For this week group assignment we tested a lot of different sensor; digital and analogic.

The results are present on Carla Molins web page: http://fabacademy.org/2021/labs/barcelona/students/carla-molins/week10-inputs/.

Inputs

Personal assignment

This week I will use the board I created during the electronic design week to start my final project.

Reminder

My final project’s goal is to measure the power consumption at home and to be able to know what consums what

I will measure 3 main physical value :

  • Current
  • Voltage
  • Light pulses

As explained in my main project page, I get the inspiration for this project from the web OpenEnergyMonitor and most of the information I will present below was learnt on this web.

The goal of my final project is to measure Power Consumption at home. To measure power one needs two information : Current and Voltage.

Power = Current * Voltage

The light sensor is to detect the pulses of my home Power meter. Indeed it has a small led that flashes every 1/4000kWh. The idea is to compare this information with the physical measurment to calibrate properly my system.

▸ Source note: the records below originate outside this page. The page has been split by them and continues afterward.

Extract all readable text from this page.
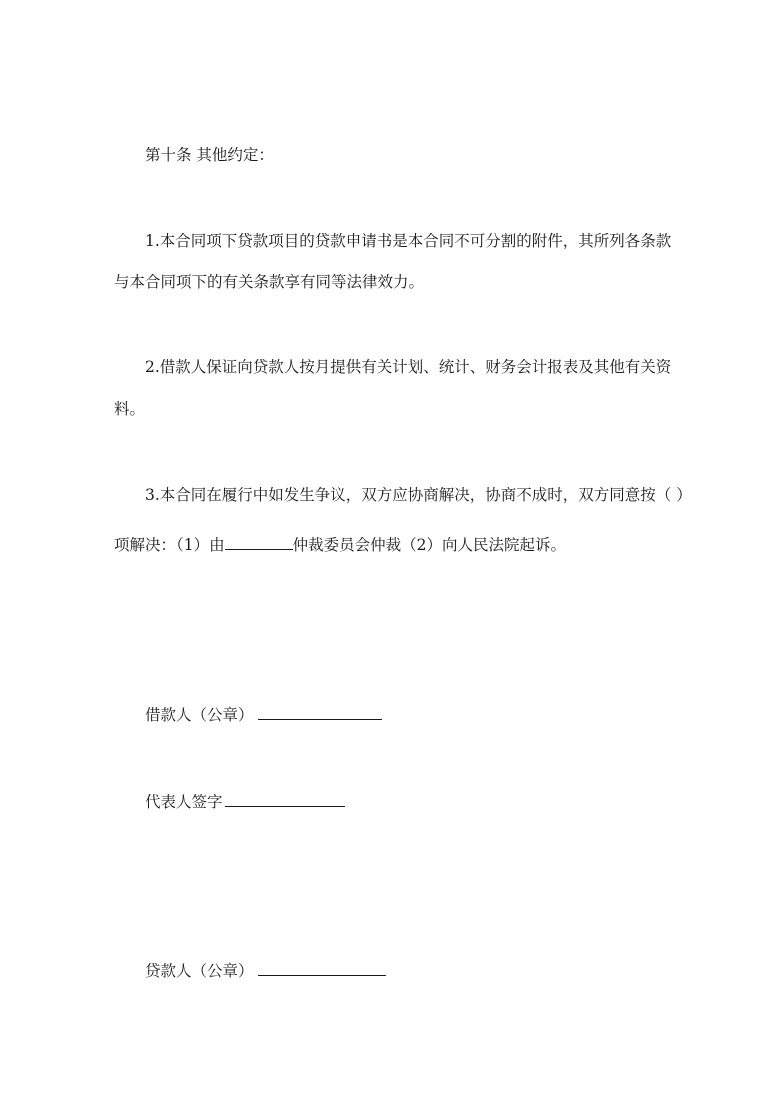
第十条 其他约定：

1.本合同项下贷款项目的贷款申请书是本合同不可分割的附件，其所列各条款

与本合同项下的有关条款享有同等法律效力。

2.借款人保证向贷款人按月提供有关计划、统计、财务会计报表及其他有关资

料。

3.本合同在履行中如发生争议，双方应协商解决，协商不成时，双方同意按（ ）

项解决：（1）由	仲裁委员会仲裁（2）向人民法院起诉。

借款人（公章）

代表人签字

贷款人（公章）
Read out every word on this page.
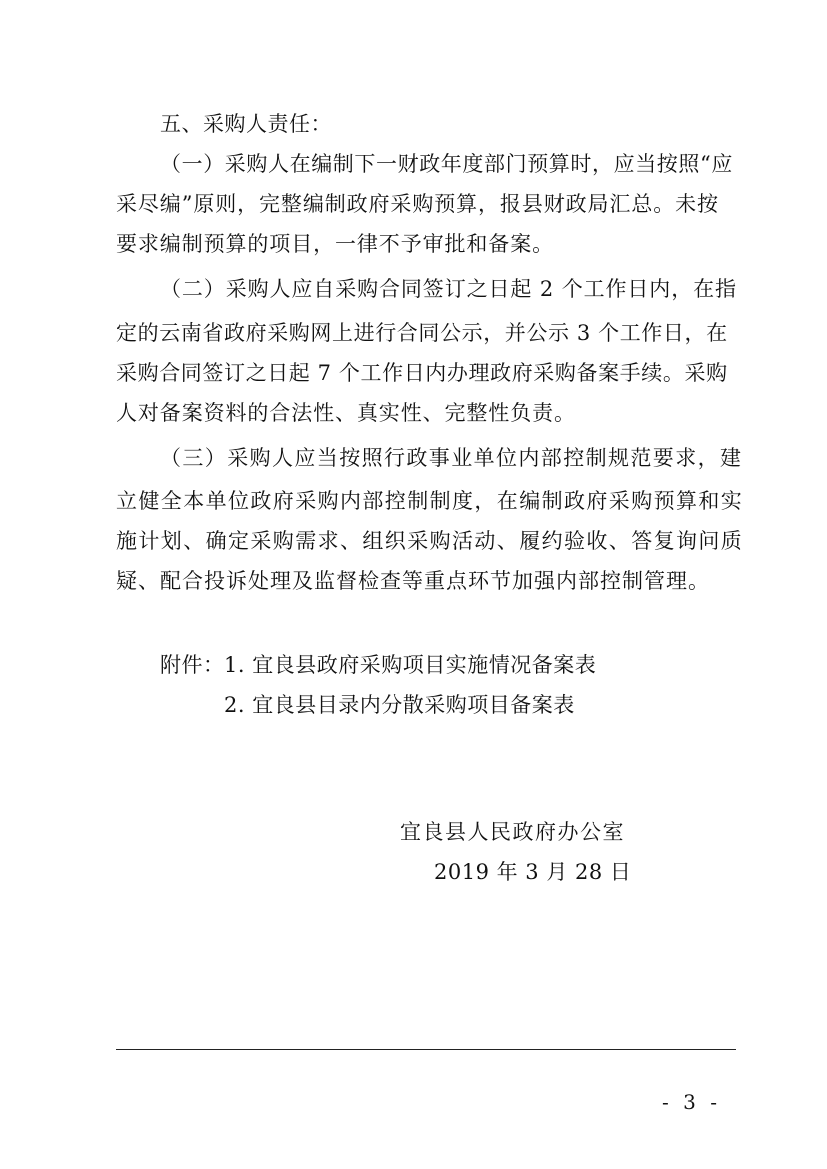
五、采购人责任：
（一）采购人在编制下一财政年度部门预算时，应当按照“应
采尽编”原则，完整编制政府采购预算，报县财政局汇总。未按
要求编制预算的项目，一律不予审批和备案。
（二）采购人应自采购合同签订之日起 2 个工作日内，在指
定的云南省政府采购网上进行合同公示，并公示 3 个工作日，在
采购合同签订之日起 7 个工作日内办理政府采购备案手续。采购
人对备案资料的合法性、真实性、完整性负责。
（三）采购人应当按照行政事业单位内部控制规范要求，建
立健全本单位政府采购内部控制制度，在编制政府采购预算和实
施计划、确定采购需求、组织采购活动、履约验收、答复询问质
疑、配合投诉处理及监督检查等重点环节加强内部控制管理。
附件： 1. 宜良县政府采购项目实施情况备案表
2. 宜良县目录内分散采购项目备案表
宜良县人民政府办公室
2019 年 3 月 28 日
- 3 -
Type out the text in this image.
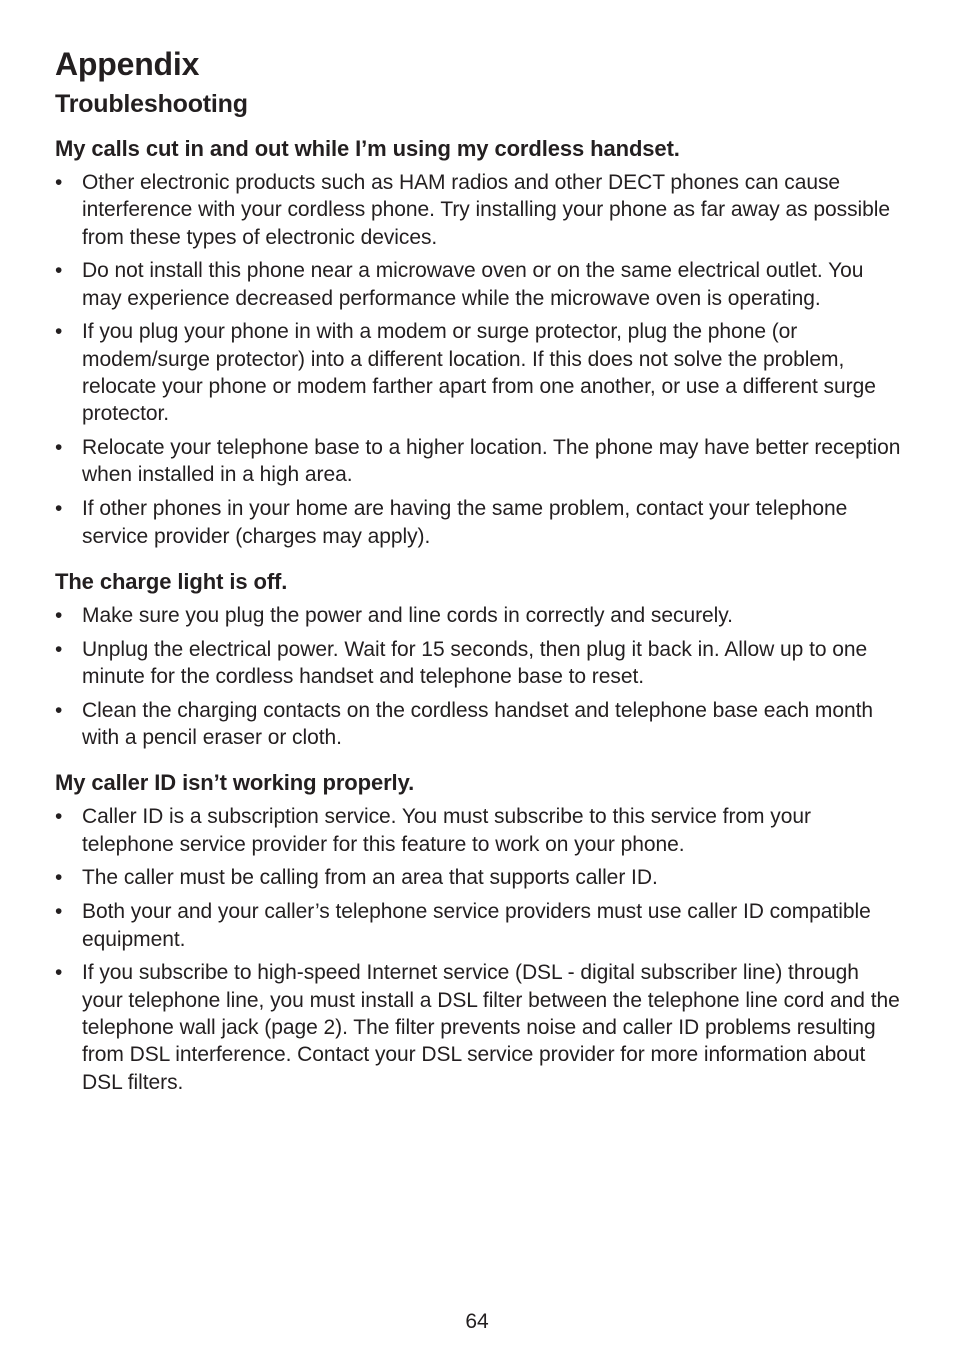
Appendix
Troubleshooting
My calls cut in and out while I’m using my cordless handset.
• Other electronic products such as HAM radios and other DECT phones can cause interference with your cordless phone. Try installing your phone as far away as possible from these types of electronic devices.
• Do not install this phone near a microwave oven or on the same electrical outlet. You may experience decreased performance while the microwave oven is operating.
• If you plug your phone in with a modem or surge protector, plug the phone (or modem/surge protector) into a different location. If this does not solve the problem, relocate your phone or modem farther apart from one another, or use a different surge protector.
• Relocate your telephone base to a higher location. The phone may have better reception when installed in a high area.
• If other phones in your home are having the same problem, contact your telephone service provider (charges may apply).
The charge light is off.
• Make sure you plug the power and line cords in correctly and securely.
• Unplug the electrical power. Wait for 15 seconds, then plug it back in. Allow up to one minute for the cordless handset and telephone base to reset.
• Clean the charging contacts on the cordless handset and telephone base each month with a pencil eraser or cloth.
My caller ID isn’t working properly.
• Caller ID is a subscription service. You must subscribe to this service from your telephone service provider for this feature to work on your phone.
• The caller must be calling from an area that supports caller ID.
• Both your and your caller’s telephone service providers must use caller ID compatible equipment.
• If you subscribe to high-speed Internet service (DSL - digital subscriber line) through your telephone line, you must install a DSL filter between the telephone line cord and the telephone wall jack (page 2). The filter prevents noise and caller ID problems resulting from DSL interference. Contact your DSL service provider for more information about DSL filters.
64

I will step by step describe how I set up my inputs.

Voltage measurement

Theory

The voltage at home in Spain is a sinusoidale signal with an rms value of 230V. This is much higher that what the ADC of the ESP32 can support. So we have to scale down this signal in several steps.

First step is to lower the voltage level using a 230-9V transformer as recommanded by OpenEnergyMonitor.

Info

I personnaly used a 220-7.5v transformer because this is what was available for PCB in my local store. Worst case the measure will not be that good but that does not change the theory of the measurement and I can update this in a future step of improvement. As explained in the ###Setting up the board, I want only one power cable to reach the board so I have to do the transformation within the board.

Second step is to scale down even further the signal to a peak-peak voltage equals to the measuring range of the ADC which is 3.3V. Indeed if the peak-to-peak range is bigger than the ADC range, a part of the information will be lost. In our case we will do it with a voltage divider composed by and 10kOhm and 100kOhm resistors.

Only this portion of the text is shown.